Perspective please
The figures involved are often spectacular and provoke charges of carelessness and a lack of responsibility that are often as colourful as they are inaccurate and misplaced.
This year is no different. The most eye-catching figure is the €100m bill for fraud and error around the jobseekers allowance — or €2.68m per week. Each week in the period under review, around 300,000 people collected this payment. A total of 1,000 jobseekers cases were investigated and 85% were deemed satisfactory. Customer error was found in 119 cases, departmental error in nine cases and fraud in just 21 cases — or just over 2%.
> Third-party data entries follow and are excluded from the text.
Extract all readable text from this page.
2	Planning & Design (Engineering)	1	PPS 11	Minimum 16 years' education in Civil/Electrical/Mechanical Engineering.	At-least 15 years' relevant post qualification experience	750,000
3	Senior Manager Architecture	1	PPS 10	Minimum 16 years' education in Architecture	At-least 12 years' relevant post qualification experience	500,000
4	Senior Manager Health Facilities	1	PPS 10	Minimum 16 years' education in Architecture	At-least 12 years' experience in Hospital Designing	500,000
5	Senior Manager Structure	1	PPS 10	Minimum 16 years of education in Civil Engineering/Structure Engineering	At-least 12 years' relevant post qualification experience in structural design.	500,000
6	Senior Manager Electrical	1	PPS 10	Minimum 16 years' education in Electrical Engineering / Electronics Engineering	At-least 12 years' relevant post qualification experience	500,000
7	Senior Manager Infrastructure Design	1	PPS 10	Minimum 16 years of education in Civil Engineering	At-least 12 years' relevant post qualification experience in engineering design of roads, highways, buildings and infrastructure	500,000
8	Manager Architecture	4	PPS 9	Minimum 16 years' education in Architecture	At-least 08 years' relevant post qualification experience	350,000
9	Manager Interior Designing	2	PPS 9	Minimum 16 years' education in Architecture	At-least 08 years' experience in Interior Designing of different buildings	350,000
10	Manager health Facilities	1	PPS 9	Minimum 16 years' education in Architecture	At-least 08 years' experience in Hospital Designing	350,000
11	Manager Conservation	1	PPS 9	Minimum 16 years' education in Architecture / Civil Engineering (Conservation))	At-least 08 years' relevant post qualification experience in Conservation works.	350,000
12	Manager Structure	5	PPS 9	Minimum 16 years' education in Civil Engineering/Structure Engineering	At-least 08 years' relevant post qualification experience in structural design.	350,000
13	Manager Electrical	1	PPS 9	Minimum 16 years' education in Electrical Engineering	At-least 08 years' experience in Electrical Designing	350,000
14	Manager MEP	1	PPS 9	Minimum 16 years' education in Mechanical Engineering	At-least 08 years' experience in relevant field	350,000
It is hard not to think that any enterprise involving the expenditure of €100m a year to 300,000 individuals would not record pretty similar ratios. Under another heading — rent supplement — the State paid out €373m in rent supplement last year to 80,000 recipients — or, more accurately, their landlords. Once again, a thousand cases were examined and a net fraud or error rate of 5% was found. This compares favourably with 5.8% in the UK. In an ideal world, there would be no fraud, no official or customer errors and no waste of funds, but we do not live in an ideal world. It is fair to say that the black economy and white-collar crime siphon off far greater sums from our economy that welfare fraud or error. Though everything possible should be done to minimise this, a bit of honesty and perspective would be appropriate too.